Doces catástrofes

Terramoto no Japão? Tsunami? Perigo nuclear? Dezenas de milhares de vítimas?

Vender. Tudo e mais alguma coisa.
E a retoma? Esqueçam, não é altura para brincadeiras.

É desta forma que os mercado respondem perante a crise atómica de Tokio.
É triste falar de economia perante tamanha desgraça? Se calhar é.

Então duas as alternativas:
a) concentrar-se na infelicidade dos Japoneses e ignorar o mercado. Que, entretanto, continua a funcionar.
b) concentrar-se na infelicidade dos Japoneses e observar quais as reacções do mercado. Que, entretanto, continua a funcionar.

Escolho a resposta b).

Como reagem os mercado perante uma catástrofe? Vendem. Vendem tudo.
Ontem:
Nikkei (Tokyo) -10,55%
Eurostoxx50 -3,08%
Frankfurt -4,02%

Hoje, às 11:30, todos os mercados continuam em vermelho (embora Tokio conseguiu recuperar alguma coisa). A única coisa que soube são os juros da dívida portuguesa, mas esta já nem é notícia, é rotina.

Quem sai reforçado é a moeda japonesa, o Yen.

Mas como? O País está perto duma catástrofe atómica e a moeda japonesa ganha valor?
Sim, pois temos de lembrar uma coisa: após uma desgraça há sempre a reconstrução. E os mercados já estão a prever grandes investimentos, reestruturações.

Também neste caso: triste? Sim, sem dúvida. Triste e mórbido.
Mas a verdade é que as grandes desgraças são sempre exploradas para relançar as economia. Por isso: ou as desgraças acontecem ou são “feitas acontecer”.

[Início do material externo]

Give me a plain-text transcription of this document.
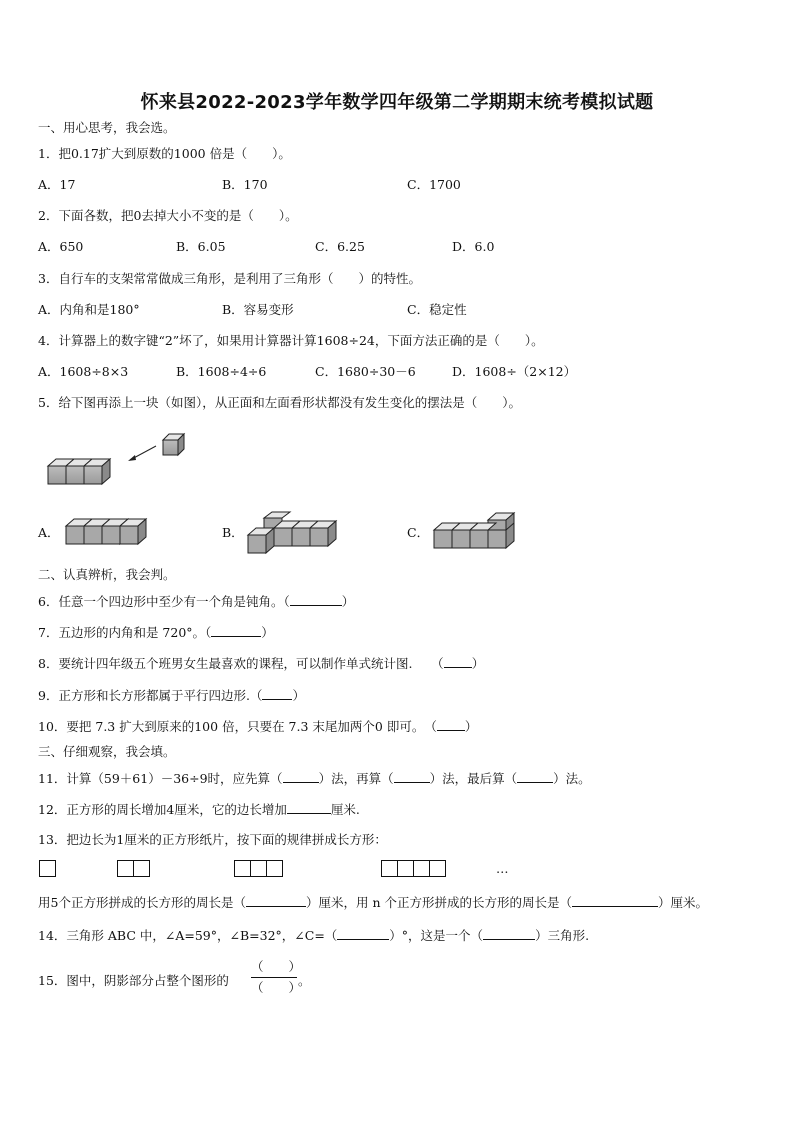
怀来县2022-2023学年数学四年级第二学期期末统考模拟试题
一、用心思考，我会选。
1．把0.17扩大到原数的1000 倍是（　　）。
A．17	B．170	C．1700
2．下面各数，把0去掉大小不变的是（　　）。
A．650	B．6.05	C．6.25	D．6.0
3．自行车的支架常常做成三角形，是利用了三角形（　　）的特性。
A．内角和是180°	B．容易变形	C．稳定性
4．计算器上的数字键“2”坏了，如果用计算器计算1608÷24，下面方法正确的是（　　）。
A．1608÷8×3	B．1608÷4÷6	C．1680÷30－6	D．1608÷（2×12）
5．给下图再添上一块（如图），从正面和左面看形状都没有发生变化的摆法是（　　）。
A．	B．	C．
二、认真辨析，我会判。
6．任意一个四边形中至少有一个角是钝角。（	）
7．五边形的内角和是 720°。（	）
8．要统计四年级五个班男女生最喜欢的课程，可以制作单式统计图.　　（ ）
9．正方形和长方形都属于平行四边形.（ ）
10．要把 7.3 扩大到原来的100 倍，只要在 7.3 末尾加两个0 即可。　（ ）
三、仔细观察，我会填。
11．计算（59＋61）－36÷9时，应先算（	）法，再算（	）法，最后算（	）法。
12．正方形的周长增加4厘米，它的边长增加	厘米.
13．把边长为1厘米的正方形纸片，按下面的规律拼成长方形：
…
用5个正方形拼成的长方形的周长是（	）厘米，用 n 个正方形拼成的长方形的周长是（	）厘米。
14．三角形 ABC 中，∠A=59°，∠B=32°，∠C=（	）°，这是一个（	）三角形.
15．图中，阴影部分占整个图形的
（　　）
（　　）
。
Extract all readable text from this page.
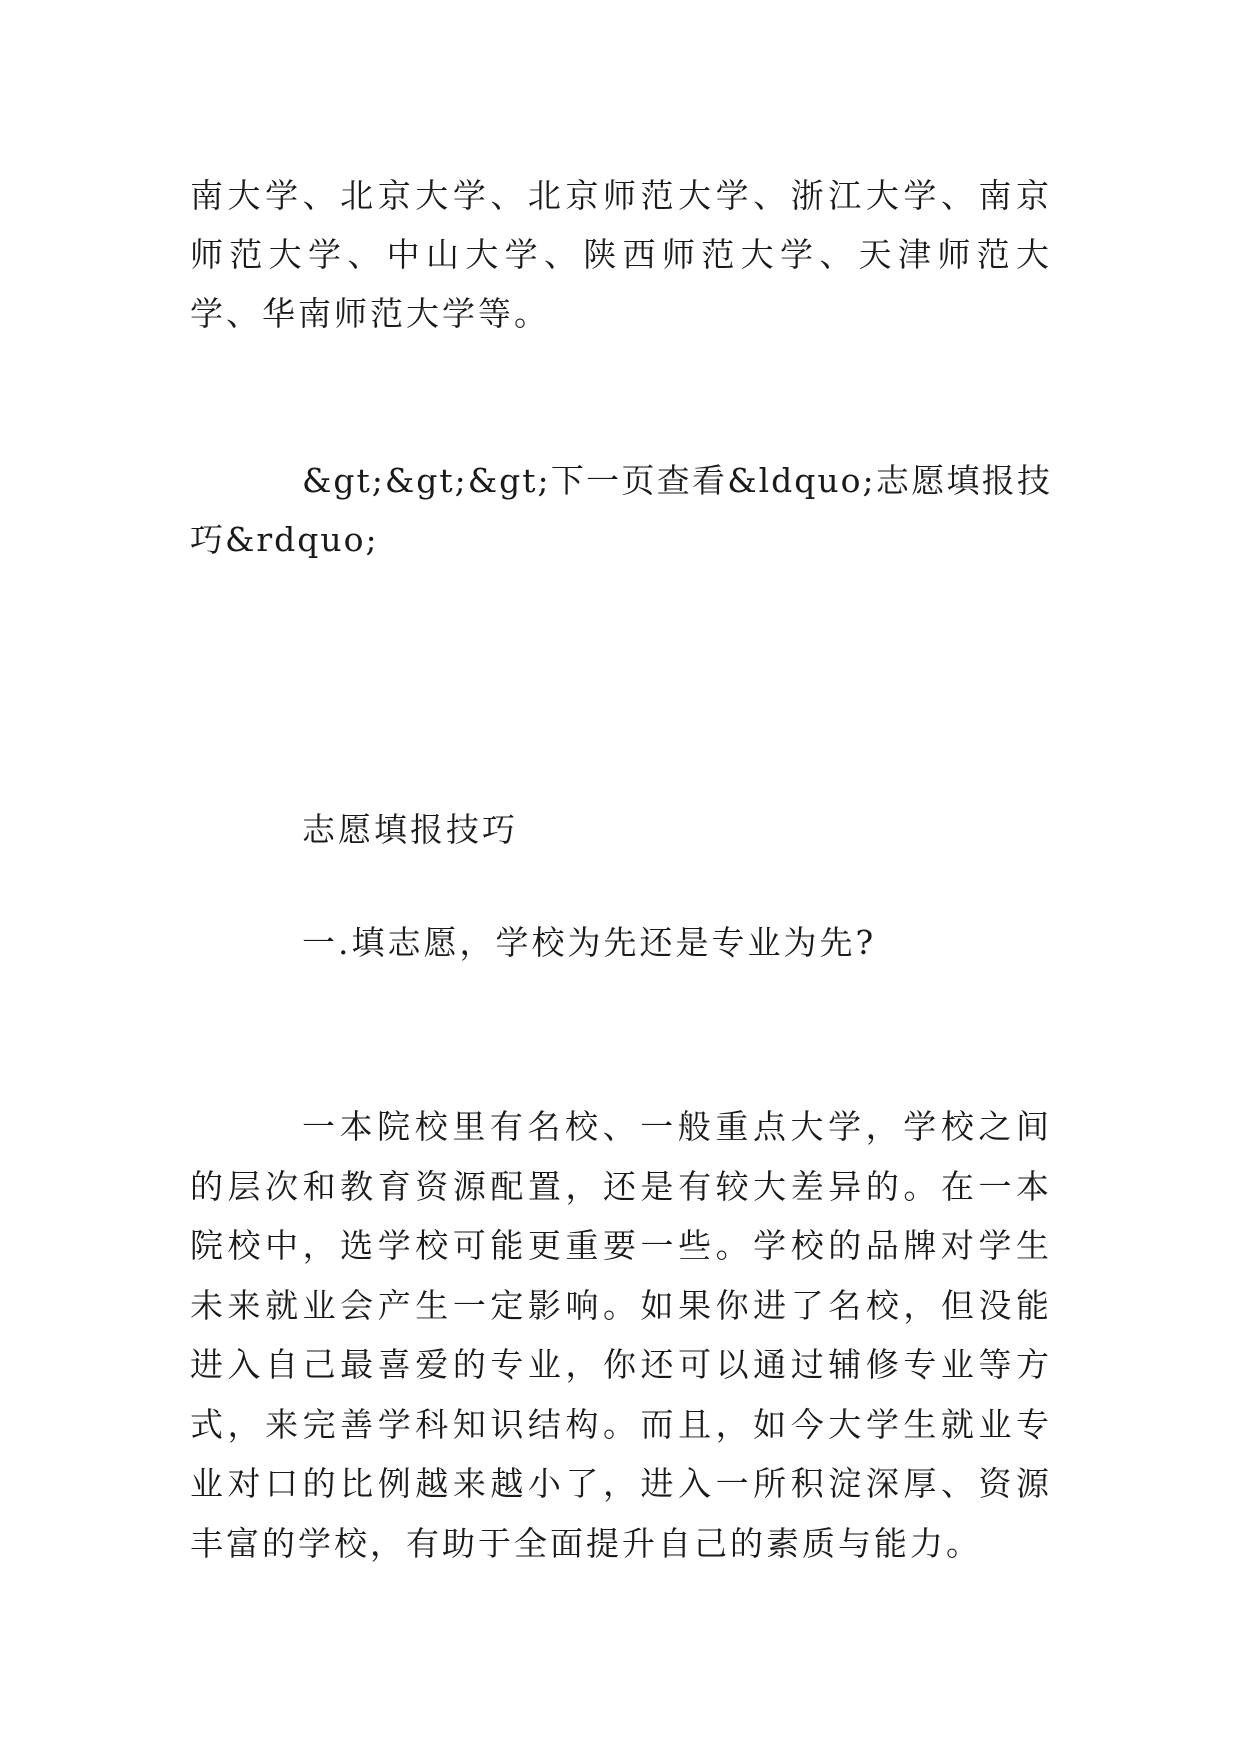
南大学、北京大学、北京师范大学、浙江大学、南京师范大学、中山大学、陕西师范大学、天津师范大学、华南师范大学等。

&gt;&gt;&gt;下一页查看&ldquo;志愿填报技巧&rdquo;

志愿填报技巧

一.填志愿，学校为先还是专业为先?

一本院校里有名校、一般重点大学，学校之间的层次和教育资源配置，还是有较大差异的。在一本院校中，选学校可能更重要一些。学校的品牌对学生未来就业会产生一定影响。如果你进了名校，但没能进入自己最喜爱的专业，你还可以通过辅修专业等方式，来完善学科知识结构。而且，如今大学生就业专业对口的比例越来越小了，进入一所积淀深厚、资源丰富的学校，有助于全面提升自己的素质与能力。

A propósito: a crise começada em 2008 ainda não acabou, já repararam?

Faber e Celeste

No longínquo Agosto de 2009, Marc Faber afirmava que os Estados Unidos teriam lançado novas guerras para distrair da péssima situação económica e para animar as próprias contas.

Marc Faber

A guerra custa, sem dúvida: mas no médio prazo é uma fonte de riqueza.

Faber sabe do que fala: além de ser uma autoridade no campo dos investimentos, trabalhou na mesma mesa de empresas como JP Morgan ou Goldman Sachs.

E Faber não está sozinho nesta previsão: Gerald Celeste está ao lado dele.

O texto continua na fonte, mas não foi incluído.